Atribuir status de divindades para governantes, ou até mesmo dons espirituais, é um comportamento milenar, datando desde o Egito Antigo e da Idade Média. No entanto, o que foi ainda é mal interpretado pelos povos ocidentais é a ideia de que os japoneses enxergavam os imperadores como um deus no sentido literal, quando, na verdade, desde o século VI, ficou determinado que ele descendia dos kami (espíritos), ou que estava em constante contato espiritual com eles.
Claro, havia exceções nesse cenário, visto que os povos camponeses mais apegados às raízes culturais, principalmente os mais velhos, poderiam levar o conceito de modo mais literal.
Ainda que isso não fizesse de o imperador um verdadeiro deus, a cultura impôs a obrigação a ele de realizar alguns rituais devocionais para garantir a satisfação e o cuidado adequado do Japão pelos kami, assegurando sua prosperidade como nação.
“Criando” um deus
(Fonte: The Conversation/Reprodução)
Até a Restauração Meiji, entre 1868 e 1889, um período em que várias transformações teocráticas nas áreas institucionais, educacionais, econômicas, religiosas e governamentais aconteceram —, o poder divino de um imperador não foi refletido em seu poder político. Ou seja, ele tinha pouca autoridade e vivia em reclusão no Japão.
Foi durante a década de 1930 que começou a ser ensinado que o imperador era um “deus manifesto”, mas não significava que era onisciente nem onipotente, apenas que manifestava algumas qualidades de natureza divina, como ser descendente de Ameratsu, o cargo mais alto dos kami.
Devido a isso, se tornou lógico para os japoneses que o imperador deveria ser obedecido e adorado como um deus, ainda que não fosse propriamente um. Em 7 de dezembro de 1941, quando o imperador Hirohito autorizou o ataque ao Pearl Harbor, arrastando os Estados Unidos para a Segunda Guerra Mundial, o status divino do imperador se tornou um elemento vital para o patriotismo japonês e o entendimento de si como uma nação.
Declarando a verdade
Imperador Hirohito. (Fonte: Europeana/Reprodução)
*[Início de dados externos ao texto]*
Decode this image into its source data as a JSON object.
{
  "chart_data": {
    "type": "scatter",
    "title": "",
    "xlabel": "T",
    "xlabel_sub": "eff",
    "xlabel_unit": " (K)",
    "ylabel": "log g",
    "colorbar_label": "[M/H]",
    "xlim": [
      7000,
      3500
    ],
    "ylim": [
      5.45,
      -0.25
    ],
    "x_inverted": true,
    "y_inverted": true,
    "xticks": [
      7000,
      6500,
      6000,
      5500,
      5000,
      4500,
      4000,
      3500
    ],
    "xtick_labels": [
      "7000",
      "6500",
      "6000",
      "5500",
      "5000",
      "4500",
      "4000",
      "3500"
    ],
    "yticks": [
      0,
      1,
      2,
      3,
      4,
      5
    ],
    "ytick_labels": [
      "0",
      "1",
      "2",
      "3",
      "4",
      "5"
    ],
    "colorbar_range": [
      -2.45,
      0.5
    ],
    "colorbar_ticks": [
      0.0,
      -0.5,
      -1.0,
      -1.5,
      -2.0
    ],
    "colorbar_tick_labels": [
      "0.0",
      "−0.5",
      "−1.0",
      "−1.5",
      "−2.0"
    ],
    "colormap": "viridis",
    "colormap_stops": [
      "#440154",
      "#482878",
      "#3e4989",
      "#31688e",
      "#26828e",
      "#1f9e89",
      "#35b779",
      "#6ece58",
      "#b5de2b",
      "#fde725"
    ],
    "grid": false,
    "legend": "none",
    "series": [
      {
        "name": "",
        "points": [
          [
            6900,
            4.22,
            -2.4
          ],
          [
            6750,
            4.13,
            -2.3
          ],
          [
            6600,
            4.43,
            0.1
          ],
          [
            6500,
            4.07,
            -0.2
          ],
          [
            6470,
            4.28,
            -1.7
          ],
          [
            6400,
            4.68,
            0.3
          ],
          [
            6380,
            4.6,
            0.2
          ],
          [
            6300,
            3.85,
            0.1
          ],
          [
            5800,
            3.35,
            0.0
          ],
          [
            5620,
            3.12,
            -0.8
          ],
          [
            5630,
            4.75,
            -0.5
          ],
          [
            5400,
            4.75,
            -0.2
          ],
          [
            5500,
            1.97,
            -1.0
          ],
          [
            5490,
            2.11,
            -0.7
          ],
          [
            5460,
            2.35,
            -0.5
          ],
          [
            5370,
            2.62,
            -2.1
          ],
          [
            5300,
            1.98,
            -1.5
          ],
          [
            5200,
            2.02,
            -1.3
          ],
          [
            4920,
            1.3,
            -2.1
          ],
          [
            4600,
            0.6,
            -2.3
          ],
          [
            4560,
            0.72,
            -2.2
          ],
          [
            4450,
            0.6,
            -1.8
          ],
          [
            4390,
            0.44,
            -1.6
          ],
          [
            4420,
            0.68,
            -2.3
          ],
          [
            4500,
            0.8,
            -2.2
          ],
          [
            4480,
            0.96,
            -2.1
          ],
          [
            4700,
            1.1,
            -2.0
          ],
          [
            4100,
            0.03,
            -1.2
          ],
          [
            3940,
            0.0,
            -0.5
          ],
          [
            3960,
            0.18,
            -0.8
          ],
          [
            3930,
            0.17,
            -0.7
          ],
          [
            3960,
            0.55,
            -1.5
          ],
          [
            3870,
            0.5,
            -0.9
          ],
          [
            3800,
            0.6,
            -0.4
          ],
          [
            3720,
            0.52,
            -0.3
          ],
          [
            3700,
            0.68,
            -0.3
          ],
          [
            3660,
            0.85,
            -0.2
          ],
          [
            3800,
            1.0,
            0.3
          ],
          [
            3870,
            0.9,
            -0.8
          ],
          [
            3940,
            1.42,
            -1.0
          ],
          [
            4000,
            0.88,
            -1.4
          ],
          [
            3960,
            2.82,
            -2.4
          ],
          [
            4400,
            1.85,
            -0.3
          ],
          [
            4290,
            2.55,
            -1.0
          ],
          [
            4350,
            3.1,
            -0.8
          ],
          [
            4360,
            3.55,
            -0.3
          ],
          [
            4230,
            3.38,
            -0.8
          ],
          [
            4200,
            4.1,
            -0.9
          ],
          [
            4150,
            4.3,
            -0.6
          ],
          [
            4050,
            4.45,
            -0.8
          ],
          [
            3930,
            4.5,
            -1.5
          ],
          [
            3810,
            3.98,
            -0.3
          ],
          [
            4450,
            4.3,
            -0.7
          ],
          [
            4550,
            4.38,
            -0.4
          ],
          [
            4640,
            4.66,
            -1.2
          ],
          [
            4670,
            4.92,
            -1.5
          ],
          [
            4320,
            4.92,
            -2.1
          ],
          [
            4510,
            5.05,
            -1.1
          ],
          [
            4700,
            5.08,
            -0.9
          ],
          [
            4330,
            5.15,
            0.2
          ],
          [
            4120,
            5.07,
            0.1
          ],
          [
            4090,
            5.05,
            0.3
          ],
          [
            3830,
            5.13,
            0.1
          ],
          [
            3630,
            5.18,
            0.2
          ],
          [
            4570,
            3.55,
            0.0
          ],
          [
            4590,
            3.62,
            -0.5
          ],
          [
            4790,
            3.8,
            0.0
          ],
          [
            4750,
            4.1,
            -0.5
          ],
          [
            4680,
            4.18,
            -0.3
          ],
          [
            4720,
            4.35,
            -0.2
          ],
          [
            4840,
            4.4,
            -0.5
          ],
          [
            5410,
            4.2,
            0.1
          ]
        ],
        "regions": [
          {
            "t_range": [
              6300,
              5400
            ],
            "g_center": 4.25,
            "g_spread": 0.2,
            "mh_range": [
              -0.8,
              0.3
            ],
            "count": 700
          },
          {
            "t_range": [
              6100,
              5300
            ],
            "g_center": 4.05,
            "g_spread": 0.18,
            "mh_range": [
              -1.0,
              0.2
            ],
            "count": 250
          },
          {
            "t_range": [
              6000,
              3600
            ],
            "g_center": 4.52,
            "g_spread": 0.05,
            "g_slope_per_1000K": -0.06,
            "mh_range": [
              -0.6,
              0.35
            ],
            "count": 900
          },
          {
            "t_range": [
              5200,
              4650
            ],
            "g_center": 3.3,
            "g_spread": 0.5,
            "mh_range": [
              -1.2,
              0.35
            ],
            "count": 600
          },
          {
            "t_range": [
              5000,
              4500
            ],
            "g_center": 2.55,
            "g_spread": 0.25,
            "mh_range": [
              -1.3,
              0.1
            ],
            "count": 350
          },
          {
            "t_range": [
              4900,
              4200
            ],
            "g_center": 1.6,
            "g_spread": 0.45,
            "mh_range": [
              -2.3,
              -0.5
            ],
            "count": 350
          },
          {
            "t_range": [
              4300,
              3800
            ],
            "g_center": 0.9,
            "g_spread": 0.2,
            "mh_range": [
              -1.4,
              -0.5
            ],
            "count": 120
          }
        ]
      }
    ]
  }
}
Com isso, surgiu a má percepção de que os japoneses achavam que Hirohito era uma espécie de divindade encarnada, e que não faziam ideia de que era um ser humano até que ele emitiu a notória Declaração de Humanidade, em 1º de janeiro de 1946, como causa direta do fim da já anunciada Segunda Guerra Mundial.
Quando o imperador assinou a rendição total do Japão, em 14 de agosto de 1945, e no dia seguinte se pronunciou diretamente para o povo pela primeira vez, boa parte da população, principalmente os camponeses, temeu que Hirohito ordenasse que todos tirassem a própria vida, devido ao código de conduta bushido — além de que a nação nunca havia se rendido ou perdido uma guerra até aquele momento. Mas nada disso aconteceu.(Fonte: The Atlantic/Reprodução)
Com o desastre das bombas de Hiroshima e Nagasaki consumindo todos os aspectos do país, as pessoas passaram a acreditar que os poderes do imperador havia diminuído devido à derrota.
E naquele janeiro de 1946, Hirohito emitiu sua Declaração de Humanidade, a pedido do Comandante Supremo das Forças Aliadas, negando veementemente para todo o Japão seu conceito de divindade, esclarecendo que não possuía nenhum aconselhamento celestial.
A declaração foi o que levou à promulgação da nova Constituição do Japão, escrita em 3 de maio de 1947 pela ocupação Aliada, derrubando a Constituição de Meiji de 1890.